Renea Lau was on her way to work along Melbourne’s St Kilda Road, a reasonably well-lit, busy boulevard lined with apartment buildings and office blocks.
Even though Melbourne in mid-winter is grey and dark, trams trundle along this stretch from around 5am, with steady traffic and the occasional jogger.
Yet none of the passers-by or the CCTV cameras along the street were able to prevent what happened.
Lau, helpless and alone, was chased by her killer. Police allege Scott Allen Miller seized her, sexually assaulted her and murdered her, leaving her naked body in the Botanic Gardens.
There are a number of things that haunt me about Lau’s case.
Firstly, the fact that someone’s life was taken and so violently. There is the fact that her case was glossed over and quickly forgotten in the onslaught of daily news – and that her name is not remembered.
And there is the warning to all women implicit in the crime – you are not safe on our streets.
As a woman who starts work at 6am and frequently finds herself alone in the city before sunrise, this tragic death and others like it are particularly horrifying.
My growing sense of unease began two years ago when Jill Meagher’s story exploded onto newspaper front pages. Three nights before she was reported missing, I had walked home alone at 2am. The realisation that it could easily have been me changed my perception of safety forever.
Today, I’m cautious to the point of paranoid.
On my way to work in the morning, I carry hot tea to throw in the face of any potential attacker, hold my keys to use as a weapon, walk in the middle of the road to avoid shadowy alleyways and side streets and I am looking into taking martial arts lessons.
Frankly, I’m sick of worrying how short my skirt is, how far from home I am or how many people are on my train.
When I downloaded an app that tracks my movements and allows me to ask friends to be my “guardians” and digitally follow me home, many of my loved ones teased me and said I’d taken it too far.
“I don’t want to know your every move!” a close friend joked. Unfortunately, I told her, the app was worth more to my peace of mind than any social awkwardness it may incur.
I’d love to embrace girl power and make decisions based on what I want and not what I fear. But realistically, I’m a 22-year-old woman with zero muscle strength and no combat experience – I wouldn’t stand a chance against the average male.

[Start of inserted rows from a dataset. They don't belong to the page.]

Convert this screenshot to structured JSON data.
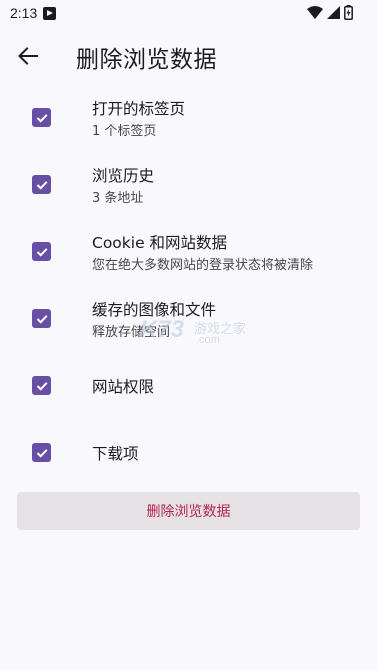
{
  "status_bar": {
    "time": "2:13",
    "icons": [
      "app-notification-icon",
      "wifi-icon",
      "signal-icon",
      "battery-charging-icon"
    ]
  },
  "header": {
    "back_icon": "arrow-left-icon",
    "title": "删除浏览数据"
  },
  "options": [
    {
      "title": "打开的标签页",
      "subtitle": "1 个标签页",
      "checked": true
    },
    {
      "title": "浏览历史",
      "subtitle": "3 条地址",
      "checked": true
    },
    {
      "title": "Cookie 和网站数据",
      "subtitle": "您在绝大多数网站的登录状态将被清除",
      "checked": true
    },
    {
      "title": "缓存的图像和文件",
      "subtitle": "释放存储空间",
      "checked": true
    },
    {
      "title": "网站权限",
      "checked": true
    },
    {
      "title": "下载项",
      "checked": true
    }
  ],
  "delete_button": {
    "label": "删除浏览数据"
  },
  "watermark": {
    "brand": "K73",
    "text": "游戏之家",
    "domain": ".com"
  },
  "colors": {
    "accent": "#6750a4",
    "danger": "#b3264f",
    "background": "#f9f8fc",
    "button_bg": "#e6e1e5"
  }
}
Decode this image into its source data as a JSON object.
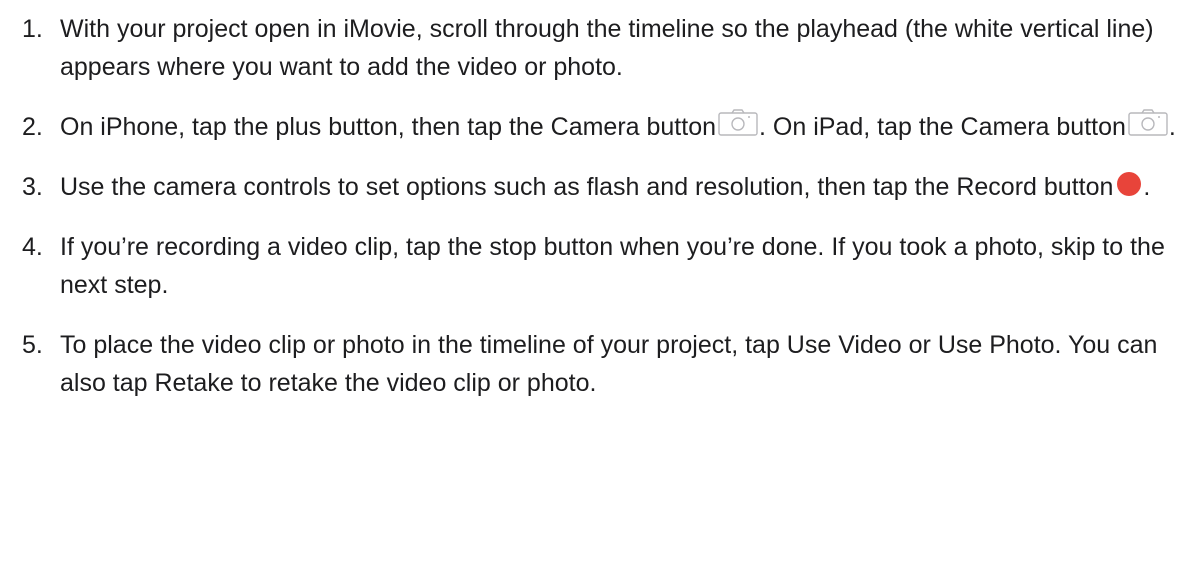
{
  "steps": [
    {
      "number": "1.",
      "text": "With your project open in iMovie, scroll through the timeline so the playhead (the white vertical line) appears where you want to add the video or photo."
    },
    {
      "number": "2.",
      "text_a": "On iPhone, tap the plus button, then tap the Camera button",
      "text_b": ". On iPad, tap the Camera button",
      "text_c": ".",
      "icon": "camera-icon"
    },
    {
      "number": "3.",
      "text_a": "Use the camera controls to set options such as flash and resolution, then tap the Record button",
      "text_b": ".",
      "icon": "record-icon",
      "icon_color": "#e8443a"
    },
    {
      "number": "4.",
      "text": "If you’re recording a video clip, tap the stop button when you’re done. If you took a photo, skip to the next step."
    },
    {
      "number": "5.",
      "text": "To place the video clip or photo in the timeline of your project, tap Use Video or Use Photo. You can also tap Retake to retake the video clip or photo."
    }
  ]
}
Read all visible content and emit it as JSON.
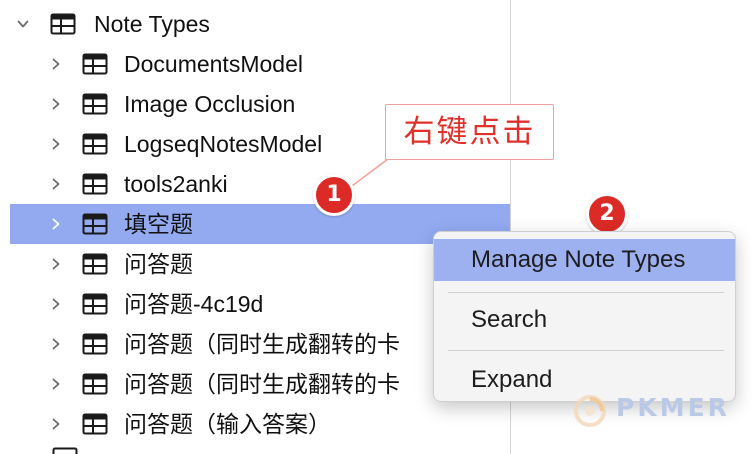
{
  "tree": {
    "root": {
      "label": "Note Types"
    },
    "children": [
      {
        "label": "DocumentsModel"
      },
      {
        "label": "Image Occlusion"
      },
      {
        "label": "LogseqNotesModel"
      },
      {
        "label": "tools2anki"
      },
      {
        "label": "填空题",
        "selected": true
      },
      {
        "label": "问答题"
      },
      {
        "label": "问答题-4c19d"
      },
      {
        "label": "问答题（同时生成翻转的卡"
      },
      {
        "label": "问答题（同时生成翻转的卡"
      },
      {
        "label": "问答题（输入答案）"
      }
    ]
  },
  "annotation": {
    "callout_text": "右键点击",
    "badge1": "1",
    "badge2": "2",
    "color": "#dc2b26"
  },
  "context_menu": {
    "items": [
      {
        "label": "Manage Note Types",
        "highlighted": true
      },
      {
        "label": "Search"
      },
      {
        "label": "Expand"
      }
    ]
  },
  "watermark": {
    "text": "PKMER"
  },
  "colors": {
    "selection": "#93aaf1",
    "menu_highlight": "#9db0ef",
    "accent_red": "#dc2b26"
  }
}
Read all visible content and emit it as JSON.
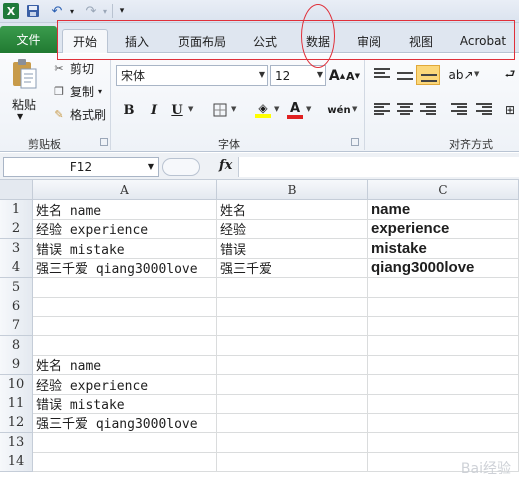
{
  "qat": {
    "logo_letter": "X",
    "icons": [
      "excel-logo-icon",
      "save-icon",
      "undo-icon",
      "redo-icon",
      "customize-qat-icon"
    ]
  },
  "tabs": {
    "file": "文件",
    "items": [
      "开始",
      "插入",
      "页面布局",
      "公式",
      "数据",
      "审阅",
      "视图",
      "Acrobat"
    ]
  },
  "ribbon": {
    "clipboard": {
      "paste": "粘贴",
      "cut": "剪切",
      "copy": "复制",
      "format_painter": "格式刷",
      "group_label": "剪贴板"
    },
    "font": {
      "font_name": "宋体",
      "font_size": "12",
      "bold": "B",
      "italic": "I",
      "underline": "U",
      "font_color_letter": "A",
      "phonetic": "wén",
      "grow_letter": "A",
      "shrink_letter": "A",
      "group_label": "字体",
      "fill_color": "#ffff00",
      "font_color": "#e02020"
    },
    "alignment": {
      "group_label": "对齐方式"
    }
  },
  "formula_bar": {
    "name_box": "F12",
    "fx_label": "fx",
    "formula": ""
  },
  "sheet": {
    "columns": [
      "A",
      "B",
      "C"
    ],
    "rows": [
      {
        "n": "1",
        "a": "姓名 name",
        "b": "姓名",
        "c": "name"
      },
      {
        "n": "2",
        "a": "经验 experience",
        "b": "经验",
        "c": "experience"
      },
      {
        "n": "3",
        "a": "错误 mistake",
        "b": "错误",
        "c": "mistake"
      },
      {
        "n": "4",
        "a": "强三千爱 qiang3000love",
        "b": "强三千爱",
        "c": "qiang3000love"
      },
      {
        "n": "5",
        "a": "",
        "b": "",
        "c": ""
      },
      {
        "n": "6",
        "a": "",
        "b": "",
        "c": ""
      },
      {
        "n": "7",
        "a": "",
        "b": "",
        "c": ""
      },
      {
        "n": "8",
        "a": "",
        "b": "",
        "c": ""
      },
      {
        "n": "9",
        "a": "姓名 name",
        "b": "",
        "c": ""
      },
      {
        "n": "10",
        "a": "经验 experience",
        "b": "",
        "c": ""
      },
      {
        "n": "11",
        "a": "错误 mistake",
        "b": "",
        "c": ""
      },
      {
        "n": "12",
        "a": "强三千爱 qiang3000love",
        "b": "",
        "c": ""
      },
      {
        "n": "13",
        "a": "",
        "b": "",
        "c": ""
      },
      {
        "n": "14",
        "a": "",
        "b": "",
        "c": ""
      }
    ]
  },
  "watermark": "Bai经验"
}
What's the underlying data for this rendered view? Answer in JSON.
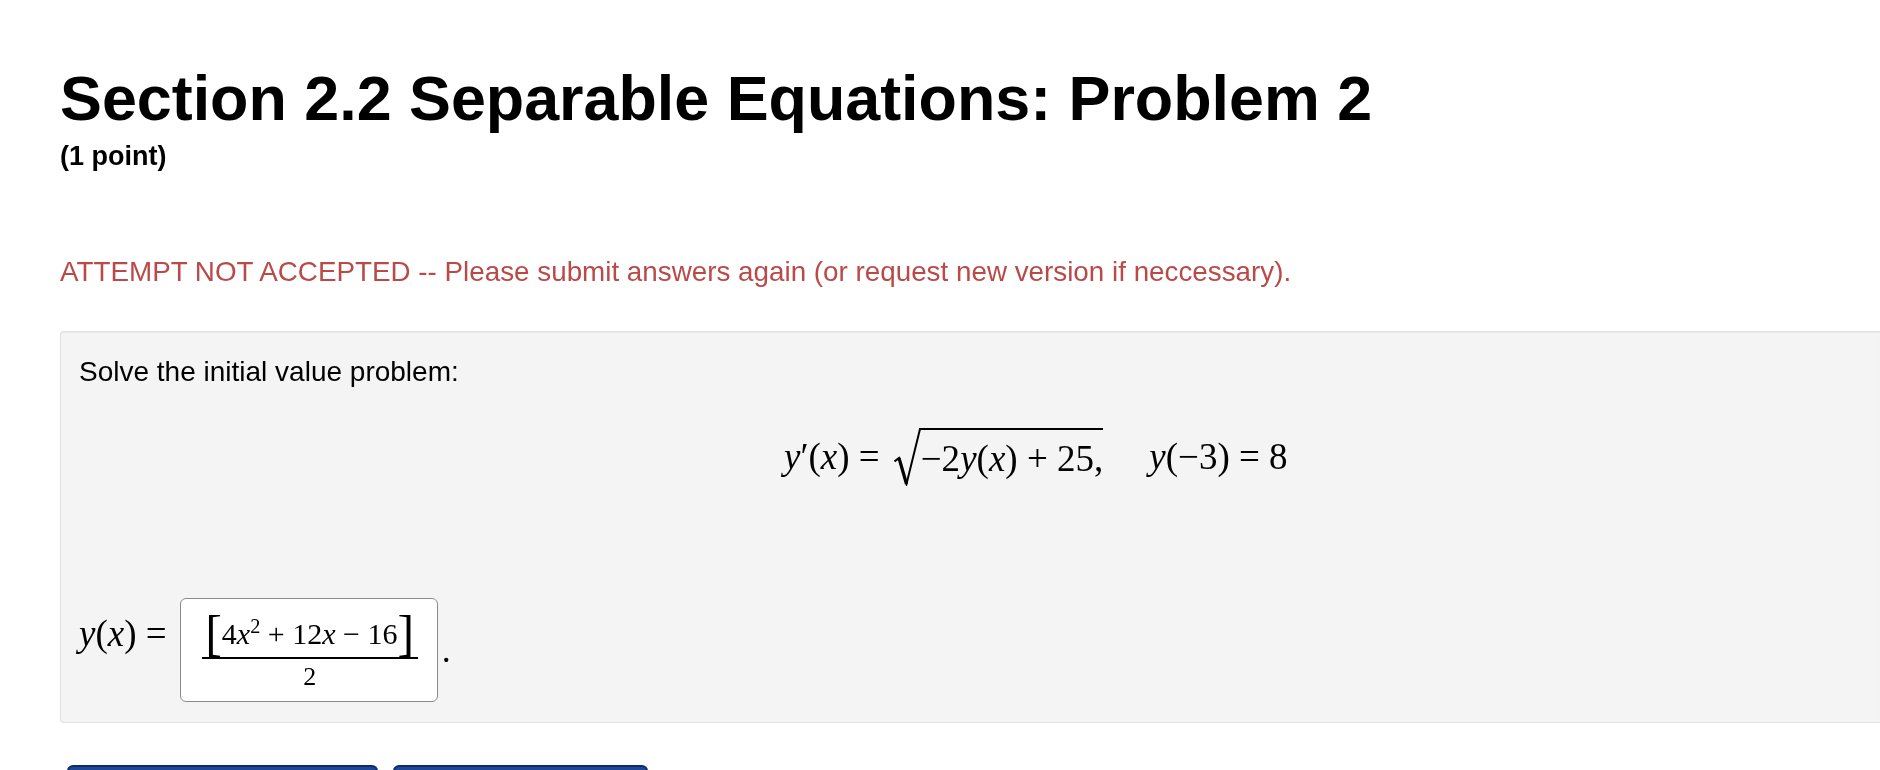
{
  "title": "Section 2.2 Separable Equations: Problem 2",
  "points": "(1 point)",
  "message": {
    "kind": "error",
    "text": "ATTEMPT NOT ACCEPTED -- Please submit answers again (or request new version if neccessary)."
  },
  "problem": {
    "prompt": "Solve the initial value problem:",
    "equation": {
      "lhs": "y′(x) =",
      "radicand": "−2y(x) + 25,",
      "condition": "y(−3) = 8"
    },
    "answer": {
      "label": "y(x) =",
      "open_bracket": "[",
      "numerator": "4x$^{2}$ + 12x − 16",
      "close_bracket": "]",
      "denominator": "2",
      "after": "."
    }
  }
}
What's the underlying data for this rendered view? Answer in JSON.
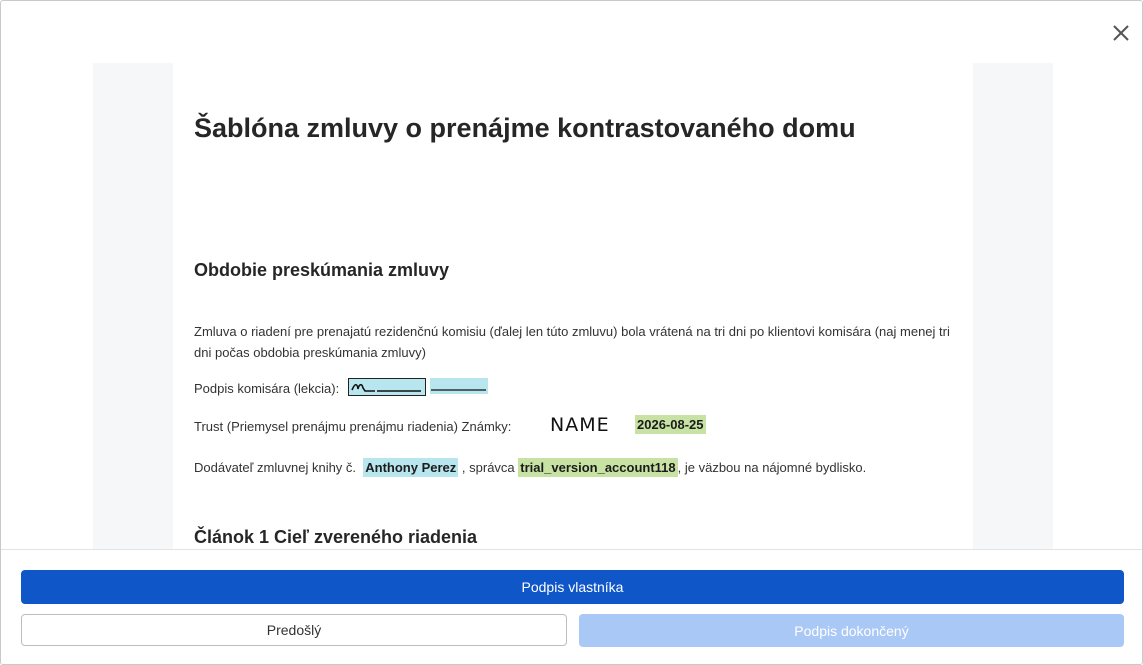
{
  "dialog": {
    "close_icon": "close-icon"
  },
  "document": {
    "title": "Šablóna zmluvy o prenájme kontrastovaného domu",
    "section1": {
      "heading": "Obdobie preskúmania zmluvy",
      "paragraph": "Zmluva o riadení pre prenajatú rezidenčnú komisiu (ďalej len túto zmluvu) bola vrátená na tri dni po klientovi komisára (naj menej tri dni počas obdobia preskúmania zmluvy)",
      "signature_label": "Podpis komisára (lekcia):",
      "trust_label": "Trust (Priemysel prenájmu prenájmu riadenia) Známky:",
      "stamp_text": "NAME",
      "date_value": "2026-08-25",
      "supplier_prefix": "Dodávateľ zmluvnej knihy č.",
      "supplier_name": "Anthony Perez",
      "supplier_mid": ", správca",
      "account": "trial_version_account118",
      "supplier_suffix": ", je väzbou na nájomné bydlisko."
    },
    "section2": {
      "heading": "Článok 1 Cieľ zvereného riadenia"
    }
  },
  "footer": {
    "primary_label": "Podpis vlastníka",
    "previous_label": "Predošlý",
    "done_label": "Podpis dokončený"
  },
  "colors": {
    "primary": "#0f56c9",
    "disabled": "#a9c8f6",
    "field_blue": "#b8e6ee",
    "field_green": "#c8e2a4"
  }
}
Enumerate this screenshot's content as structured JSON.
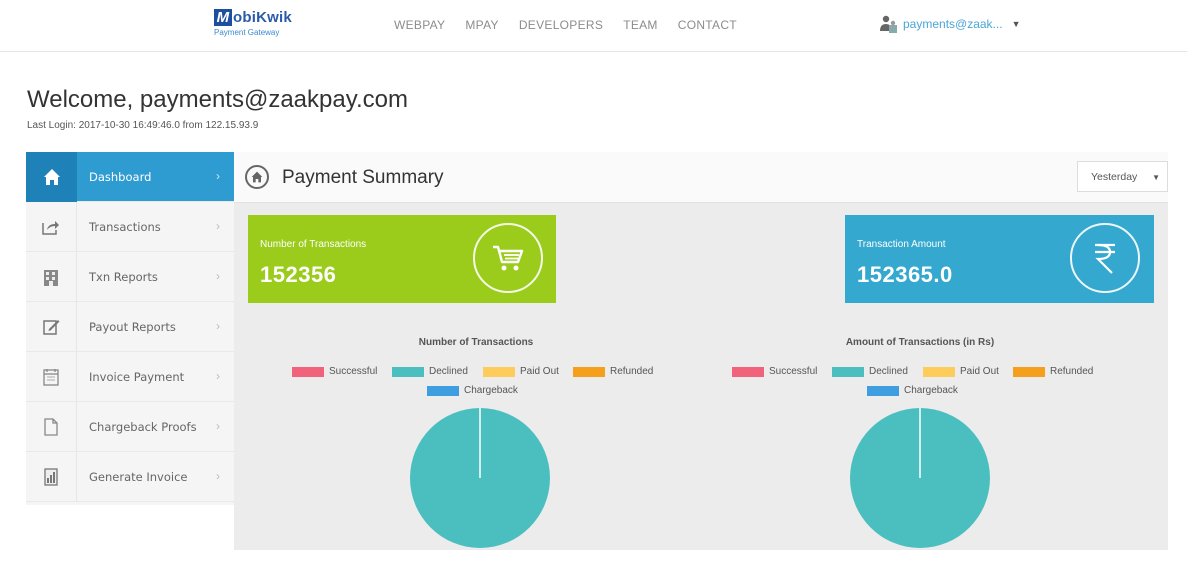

Too many of my female friends have been followed off trams, chased home by cars at night, propositioned by strange men and even sexually assaulted for me to feel differently.
Do I resent this? The fact that my freedom to walk around my city is curtailed by safety concerns? The fact that I can’t be alone in public without humming with anxiety?
Of course I do. While my male friends often nonchalantly wander home from the pub without a second thought, my nights out are planned with military precision, often involving carpooling, expensive taxis and the consuming fear of having low battery on my phone.
In May, a hooded attacker began assaulting women on their morning jog in Melbourne’s western suburbs. Police advised women to avoid headphones and get their exercise later in the day. While I recognised their practicality as necessary, the injustice of it all made me furious.
An op-ed for Buzzfeed outlined my sentiments perfectly: “It’s worth thinking about how much you alter your life — whether it’s by taking a different route home, going home early, changing the way you dress or walk or wear your hair — in order to feel safe. These are things that men often don’t have to think about … and they’re things that take up a shocking amount of time, strength, and emotional bandwidth to negotiate.”
Frankly, I’m sick of worrying how short my skirt is, how far from home I am or how many people are on my train. I don’t want to shy away from small talk with strangers, drinking alcohol or wearing high heels. I want to listen to my iPod without concern.
Put simply, I just don’t want to feel scared of men anymore. But until violence against women becomes history, I’d be flat-out stupid to think any differently.